Lovin1L, that's not what I got from Kslaw's post, personally. I don't think most people see the LSAT as an "end all/be all" to performance in law school and being an attorney, but I do think a lot of people disregard or lessen the signifance/purpose of the LSAT and resent the exam--I saw this as being more like what Kslaw is saying, pointing out the role of the LSAT, and I basically agree.
I think the LSAT measures a bit more than simply your performance on it, though I'm sure it doesn't tell the complete--or even half--the story of performance in law school. I do, at least, see a relationship between the skills needed on the LSAT and the skills needed in being an attorney...and, from the help I've received in studying for the LSAT from current law students, some skills needed in law school. One law student helped me a little with the LR section by showing me something a professor taught at her law school, which she feels, had she known when she was taking the LSAT, could have helped her on the LR section. No, I'm not yet in law school, so I couldn't entirely know--fair enough. But, like you said, we're just discussing opinions. We're not claiming to know anything.
And, not to be mean, but it's a little funny that you're in law school and telling someone that they don't know what they are talking about simply because they aren't in law school, yet are making leaps about what someone is saying--the kind of interpretive leaps that, it seems, someone who is in law school would know a little bit better than to make. Kslaw wasn't just talking about the LSAT and law school--but that the test-taking doesn't just end with the LSAT and that, later on, more will be at stake based on tests (such as whether or not you'll even be able to practice law). Bottom line, one of these days, there's going to be a test you're going to HAVE to do well on.
And I dislike standardized tests, too, and see the biases--I feel that my SAT scores had little to do with how I did in college--but the one thing I do like about the LSAT is that I see it as being one of the few standardized tests that has more than a little relevance to the program you're trying to get into (but doesn't necessarily say that you'll do well or you won't, but logical/critical/analytical skills are there). It's an opinion--I might, in fact, find differently when I enter law school.
In terms of the biases of the LSAT mentioned by Fungoking...you know, I think just about every part of the admissions process is biased. People focus on the biases of the LSAT the most, though. But even Fungoking mentioned how the GPA is biased, without outright stating so, by showing how it can be affected by other things...such as did you have to work through college. And I, personally, have more of a problem with GPA than the LSAT, in terms of biases. Some law schools reward students who went to top undergraduate schools and punish students who went to lower-ranked schools in the index number, when it could easily be that the student from the lower-ranked undergraduate with a 4.0 truly is just as good as the student from the higher-ranked one with a 3.75 but just simply couldn't afford to go to that higher-ranked school or got a scholarship to the lower-ranked one.

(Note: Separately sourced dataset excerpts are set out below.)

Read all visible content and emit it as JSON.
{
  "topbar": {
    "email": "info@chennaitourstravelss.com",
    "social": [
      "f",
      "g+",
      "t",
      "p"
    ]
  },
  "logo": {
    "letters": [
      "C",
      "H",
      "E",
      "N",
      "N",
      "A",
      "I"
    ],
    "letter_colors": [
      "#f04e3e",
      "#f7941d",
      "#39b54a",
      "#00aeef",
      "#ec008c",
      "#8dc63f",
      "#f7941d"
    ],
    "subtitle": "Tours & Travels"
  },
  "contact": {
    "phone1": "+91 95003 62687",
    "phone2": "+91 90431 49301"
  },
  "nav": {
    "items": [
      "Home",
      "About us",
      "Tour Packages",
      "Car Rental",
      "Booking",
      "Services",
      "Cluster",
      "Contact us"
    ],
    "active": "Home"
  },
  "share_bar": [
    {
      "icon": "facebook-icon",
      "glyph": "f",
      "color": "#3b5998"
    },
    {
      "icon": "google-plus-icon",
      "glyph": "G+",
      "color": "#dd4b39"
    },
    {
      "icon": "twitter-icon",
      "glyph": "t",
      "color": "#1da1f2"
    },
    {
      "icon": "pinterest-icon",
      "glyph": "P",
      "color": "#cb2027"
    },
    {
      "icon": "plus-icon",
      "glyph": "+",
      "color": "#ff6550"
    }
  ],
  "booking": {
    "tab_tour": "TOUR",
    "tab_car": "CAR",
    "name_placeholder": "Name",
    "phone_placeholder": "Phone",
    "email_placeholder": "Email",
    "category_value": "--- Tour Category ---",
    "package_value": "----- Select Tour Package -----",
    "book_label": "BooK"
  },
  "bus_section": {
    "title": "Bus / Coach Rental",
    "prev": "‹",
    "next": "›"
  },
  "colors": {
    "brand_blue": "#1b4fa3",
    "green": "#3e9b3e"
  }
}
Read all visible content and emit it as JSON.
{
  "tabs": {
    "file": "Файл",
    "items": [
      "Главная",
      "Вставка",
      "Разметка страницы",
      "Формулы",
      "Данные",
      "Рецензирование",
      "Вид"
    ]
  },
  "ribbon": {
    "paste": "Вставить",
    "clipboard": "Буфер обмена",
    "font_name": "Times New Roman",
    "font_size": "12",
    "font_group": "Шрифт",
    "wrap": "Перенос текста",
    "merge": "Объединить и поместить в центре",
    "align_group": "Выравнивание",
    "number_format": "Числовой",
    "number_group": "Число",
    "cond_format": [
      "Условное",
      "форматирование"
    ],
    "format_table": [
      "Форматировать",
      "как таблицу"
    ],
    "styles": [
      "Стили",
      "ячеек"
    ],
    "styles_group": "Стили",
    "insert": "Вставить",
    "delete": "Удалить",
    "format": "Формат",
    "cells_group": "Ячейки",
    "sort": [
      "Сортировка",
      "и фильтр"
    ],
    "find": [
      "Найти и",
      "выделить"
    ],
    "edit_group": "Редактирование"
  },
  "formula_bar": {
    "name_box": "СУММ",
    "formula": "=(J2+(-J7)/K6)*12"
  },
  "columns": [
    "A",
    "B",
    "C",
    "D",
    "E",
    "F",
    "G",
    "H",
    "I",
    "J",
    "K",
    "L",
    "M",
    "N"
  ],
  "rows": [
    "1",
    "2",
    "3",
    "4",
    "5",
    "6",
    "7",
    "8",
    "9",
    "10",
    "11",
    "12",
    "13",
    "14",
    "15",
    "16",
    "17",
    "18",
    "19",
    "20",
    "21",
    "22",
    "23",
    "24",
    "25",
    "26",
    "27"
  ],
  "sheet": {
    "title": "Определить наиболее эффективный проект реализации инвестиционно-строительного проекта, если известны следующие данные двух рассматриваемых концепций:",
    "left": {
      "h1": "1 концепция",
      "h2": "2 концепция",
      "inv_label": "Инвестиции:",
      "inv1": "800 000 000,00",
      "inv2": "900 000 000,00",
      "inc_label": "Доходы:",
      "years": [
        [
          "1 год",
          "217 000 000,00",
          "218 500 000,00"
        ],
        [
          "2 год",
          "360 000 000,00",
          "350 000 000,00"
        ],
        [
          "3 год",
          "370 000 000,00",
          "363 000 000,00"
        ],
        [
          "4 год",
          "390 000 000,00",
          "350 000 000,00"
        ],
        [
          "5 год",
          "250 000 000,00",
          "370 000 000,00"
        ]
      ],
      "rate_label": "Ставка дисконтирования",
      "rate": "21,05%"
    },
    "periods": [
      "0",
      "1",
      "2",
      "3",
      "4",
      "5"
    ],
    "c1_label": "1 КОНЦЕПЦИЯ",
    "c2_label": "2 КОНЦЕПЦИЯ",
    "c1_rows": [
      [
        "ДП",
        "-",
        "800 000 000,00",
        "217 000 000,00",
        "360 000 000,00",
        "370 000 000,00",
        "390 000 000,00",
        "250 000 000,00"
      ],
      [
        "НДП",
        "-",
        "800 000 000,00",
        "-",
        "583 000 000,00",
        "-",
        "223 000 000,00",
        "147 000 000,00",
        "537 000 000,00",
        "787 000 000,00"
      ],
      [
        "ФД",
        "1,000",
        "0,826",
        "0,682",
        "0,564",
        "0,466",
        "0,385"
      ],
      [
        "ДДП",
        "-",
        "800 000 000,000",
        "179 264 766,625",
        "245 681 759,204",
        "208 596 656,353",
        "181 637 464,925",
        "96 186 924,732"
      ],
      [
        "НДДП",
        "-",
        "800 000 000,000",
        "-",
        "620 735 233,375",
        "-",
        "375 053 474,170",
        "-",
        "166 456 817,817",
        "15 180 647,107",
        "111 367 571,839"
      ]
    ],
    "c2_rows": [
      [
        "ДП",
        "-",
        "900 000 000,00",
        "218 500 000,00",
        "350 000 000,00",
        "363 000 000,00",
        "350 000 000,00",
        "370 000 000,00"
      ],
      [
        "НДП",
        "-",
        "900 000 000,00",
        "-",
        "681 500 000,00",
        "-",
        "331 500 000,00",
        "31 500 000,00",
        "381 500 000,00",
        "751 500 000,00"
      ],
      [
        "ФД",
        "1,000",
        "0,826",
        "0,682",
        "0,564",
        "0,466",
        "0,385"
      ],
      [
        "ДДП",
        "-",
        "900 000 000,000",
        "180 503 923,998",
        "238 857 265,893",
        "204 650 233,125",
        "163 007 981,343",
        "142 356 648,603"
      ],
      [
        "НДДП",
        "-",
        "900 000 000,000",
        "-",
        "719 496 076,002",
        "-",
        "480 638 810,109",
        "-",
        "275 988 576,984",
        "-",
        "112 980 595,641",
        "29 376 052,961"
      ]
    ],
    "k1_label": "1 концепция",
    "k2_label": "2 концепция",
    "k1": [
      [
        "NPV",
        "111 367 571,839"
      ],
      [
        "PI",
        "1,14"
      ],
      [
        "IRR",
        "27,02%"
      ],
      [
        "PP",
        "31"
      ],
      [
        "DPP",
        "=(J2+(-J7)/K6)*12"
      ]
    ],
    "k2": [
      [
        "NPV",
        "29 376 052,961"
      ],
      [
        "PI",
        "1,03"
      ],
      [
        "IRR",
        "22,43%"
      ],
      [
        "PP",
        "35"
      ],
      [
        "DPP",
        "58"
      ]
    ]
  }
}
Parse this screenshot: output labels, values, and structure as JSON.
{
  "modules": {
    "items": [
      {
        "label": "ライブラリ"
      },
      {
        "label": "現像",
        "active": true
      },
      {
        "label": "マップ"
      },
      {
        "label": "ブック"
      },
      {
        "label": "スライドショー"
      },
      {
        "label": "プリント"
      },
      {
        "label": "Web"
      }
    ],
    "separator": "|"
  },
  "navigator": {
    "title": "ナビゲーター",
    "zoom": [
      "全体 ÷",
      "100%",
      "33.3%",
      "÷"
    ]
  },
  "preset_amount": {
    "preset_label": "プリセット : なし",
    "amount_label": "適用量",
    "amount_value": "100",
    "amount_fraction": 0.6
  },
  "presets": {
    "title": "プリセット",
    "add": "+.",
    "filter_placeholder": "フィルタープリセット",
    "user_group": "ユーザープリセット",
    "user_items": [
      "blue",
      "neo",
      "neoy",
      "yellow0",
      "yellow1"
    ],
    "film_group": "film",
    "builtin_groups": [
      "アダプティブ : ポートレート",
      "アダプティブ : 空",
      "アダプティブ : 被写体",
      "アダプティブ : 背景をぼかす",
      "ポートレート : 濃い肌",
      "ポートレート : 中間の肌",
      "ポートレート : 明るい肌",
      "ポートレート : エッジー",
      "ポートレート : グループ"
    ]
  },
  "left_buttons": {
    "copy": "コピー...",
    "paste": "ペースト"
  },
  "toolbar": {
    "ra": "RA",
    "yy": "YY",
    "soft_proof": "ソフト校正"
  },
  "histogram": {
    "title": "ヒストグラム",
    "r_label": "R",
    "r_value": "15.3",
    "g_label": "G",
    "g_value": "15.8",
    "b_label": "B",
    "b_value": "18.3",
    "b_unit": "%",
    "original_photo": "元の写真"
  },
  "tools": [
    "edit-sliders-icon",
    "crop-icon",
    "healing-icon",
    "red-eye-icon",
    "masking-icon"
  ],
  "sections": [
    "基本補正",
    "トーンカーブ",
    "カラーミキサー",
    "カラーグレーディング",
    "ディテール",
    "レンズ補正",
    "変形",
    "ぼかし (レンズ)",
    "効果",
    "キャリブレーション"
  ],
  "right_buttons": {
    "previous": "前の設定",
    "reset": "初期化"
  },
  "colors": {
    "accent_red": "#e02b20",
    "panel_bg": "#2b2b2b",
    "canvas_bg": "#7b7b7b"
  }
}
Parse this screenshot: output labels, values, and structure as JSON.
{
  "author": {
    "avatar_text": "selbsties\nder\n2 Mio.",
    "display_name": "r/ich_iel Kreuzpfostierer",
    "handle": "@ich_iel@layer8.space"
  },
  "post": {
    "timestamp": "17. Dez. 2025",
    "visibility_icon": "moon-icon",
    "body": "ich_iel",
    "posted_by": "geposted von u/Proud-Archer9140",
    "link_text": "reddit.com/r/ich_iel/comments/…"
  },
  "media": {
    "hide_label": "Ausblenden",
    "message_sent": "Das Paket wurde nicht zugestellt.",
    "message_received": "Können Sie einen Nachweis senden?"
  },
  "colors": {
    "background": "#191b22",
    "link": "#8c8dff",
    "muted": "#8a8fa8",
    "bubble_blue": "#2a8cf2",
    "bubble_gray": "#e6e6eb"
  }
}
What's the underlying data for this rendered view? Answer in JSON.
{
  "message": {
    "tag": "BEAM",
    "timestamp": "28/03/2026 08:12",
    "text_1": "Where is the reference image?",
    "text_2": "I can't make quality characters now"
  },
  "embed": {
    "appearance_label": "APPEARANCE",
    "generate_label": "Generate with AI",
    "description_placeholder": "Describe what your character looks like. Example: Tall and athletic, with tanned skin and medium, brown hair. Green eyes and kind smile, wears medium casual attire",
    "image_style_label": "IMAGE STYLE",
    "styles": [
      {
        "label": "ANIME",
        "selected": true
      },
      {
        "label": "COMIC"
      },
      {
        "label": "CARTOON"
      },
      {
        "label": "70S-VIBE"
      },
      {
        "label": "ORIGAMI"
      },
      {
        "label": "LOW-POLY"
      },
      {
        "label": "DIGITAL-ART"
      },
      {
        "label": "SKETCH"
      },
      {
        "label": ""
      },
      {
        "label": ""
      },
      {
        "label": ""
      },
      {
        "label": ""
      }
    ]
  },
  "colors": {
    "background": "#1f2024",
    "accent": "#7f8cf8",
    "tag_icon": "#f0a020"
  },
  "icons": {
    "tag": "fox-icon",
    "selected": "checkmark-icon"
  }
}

I feel like the legal profession is a one in which the doors to it are more open to students who have "more" than the ones with "less" because students with "more" CAN take prep courses, CAN go to the top undergraduate schools, CAN afford law school...and where you go to undergrad can affect to ease of your major and GPA (a lot of people feel that lower-ranked schools are easier, but what about "grade inflation" at those top undergraduateschools that are overly-represented in the number of students they send to top law schools??), taking a prep course can affect your LSAT score...I mean, people advise "take a prep course" as if everyone can do it--they can't. I can go on and on, but the point is that there are biases everywhere in the admissions process!
Finally--I actually don't see anything wrong with taking a prep course, if you can. The LSAT is not a test of innate ability. This is a test that most people basically learn, as long as the ability to learn it is there. Some people DO go in without studying and do well--not many, though. Everyone else studies prep material. If you're going to sit there and study "Cracking the LSAT" and "10 Actual, Official LSAT Preptests"...how is that THAT much different than taking a prep course? In prep courses, they familiarize you with the test by giving you strategies and practice questions. With "Cracking the LSAT" and "10 Actual..." you're doing the same thing. All you're doing is sharpening and/or learning some skills (and, to me, not really even "learning" but mainly "sharpening" because everything I've learned about the LSAT so far were things I knew already, on some level, but just needed them pointed out)...skills that even the people who naturally do well had to learn SOMEWHERE. There's nothing wrong with learning how to do this test and learning skills that help make a successful lawyer and a successful law student.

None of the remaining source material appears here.